DODOMA, Tanzania (AP) – The Tanzanian health ministry says it has no plans to accept COVID-19 vaccines, just days after the president of the country of 60 million people expressed doubts about the vaccines without providing evidence.
Health Minister Dorothy Gwajima said at a news conference in the capital, Dodoma, on Monday that “the ministry has no plans to receive vaccines for COVID-19”. All vaccines must receive approval from the ministry. It is not clear when vaccines can arrive, although Tanzania is eligible for the global COVAX effort to distribute doses to low- and middle-income countries.
The health minister insisted that Tanzania is safe. During a presentation in which she and others did not wear masks, she encouraged the public to improve hygiene practices, including the use of disinfectants, but also the inhalation of steam – which was rejected by health experts elsewhere as a way to kill the coronavirus.
The government’s chief chemist, Fidelice Mafumiko, also suggested using herbal medicines to cure COVID-19, without providing evidence.
The Tanzanian government has been widely criticized for its approach to the pandemic. It has not updated its number of coronavirus infections – 509 – since April.
The head of the World Health Organization for Africa last week urged Tanzania to share its data on infections, while the director of the African Center for Disease Control and Prevention said that “if we don’t fight as a collective on the continent, we will be doomed” .
President John Magufuli, who has long claimed that God eliminated COVID-19 in Tanzania, said last week that vaccines for him are “inadequate” even when the first significant deliveries of vaccines begin to arrive on the African continent.

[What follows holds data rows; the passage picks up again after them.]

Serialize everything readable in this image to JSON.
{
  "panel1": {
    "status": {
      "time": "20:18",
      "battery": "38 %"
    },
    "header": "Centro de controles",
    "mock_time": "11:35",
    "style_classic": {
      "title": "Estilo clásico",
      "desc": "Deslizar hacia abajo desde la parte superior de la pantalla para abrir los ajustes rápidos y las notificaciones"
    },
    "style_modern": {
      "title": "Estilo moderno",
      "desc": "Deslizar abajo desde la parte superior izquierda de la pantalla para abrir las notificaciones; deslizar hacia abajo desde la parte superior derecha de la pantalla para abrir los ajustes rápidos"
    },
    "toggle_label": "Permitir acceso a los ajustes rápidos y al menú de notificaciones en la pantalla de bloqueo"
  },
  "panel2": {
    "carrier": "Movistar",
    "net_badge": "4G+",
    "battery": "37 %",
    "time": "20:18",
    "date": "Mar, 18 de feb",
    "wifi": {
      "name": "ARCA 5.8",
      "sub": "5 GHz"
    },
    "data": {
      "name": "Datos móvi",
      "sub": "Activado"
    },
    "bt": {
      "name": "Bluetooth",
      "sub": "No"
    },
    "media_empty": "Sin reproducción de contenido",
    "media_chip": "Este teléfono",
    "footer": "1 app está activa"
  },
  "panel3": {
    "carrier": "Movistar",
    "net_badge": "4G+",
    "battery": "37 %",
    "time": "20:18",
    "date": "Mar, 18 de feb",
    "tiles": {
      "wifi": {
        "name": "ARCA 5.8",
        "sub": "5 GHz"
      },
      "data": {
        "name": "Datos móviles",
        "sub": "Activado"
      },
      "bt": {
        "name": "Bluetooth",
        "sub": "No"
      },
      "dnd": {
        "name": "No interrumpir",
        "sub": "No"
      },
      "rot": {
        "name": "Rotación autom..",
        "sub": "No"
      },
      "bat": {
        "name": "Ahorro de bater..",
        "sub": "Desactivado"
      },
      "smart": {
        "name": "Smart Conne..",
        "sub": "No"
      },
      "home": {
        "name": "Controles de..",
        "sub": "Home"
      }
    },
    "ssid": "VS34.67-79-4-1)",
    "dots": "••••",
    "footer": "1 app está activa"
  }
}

But officials in Tanzania, from the Catholic Church to government institutions, are stepping back and telling the public and employees that COVID-19 exists. in the country and precautions must be taken.
Although it is difficult to assess the level of virus infections in Tanzania, this week, opposition party leader ACT Wazalendo announced that party leader Seif Sharif Hamad, vice president of the semi-autonomous island region of Zanzibar, was being treated for COVID-19.
The United States’ Center for Disease Control and Prevention, in its latest travel notice in Tanzania, says the country’s COVID-19 level is “too high”. It did not give details, but urged against all travel to the United Nations. East Africa.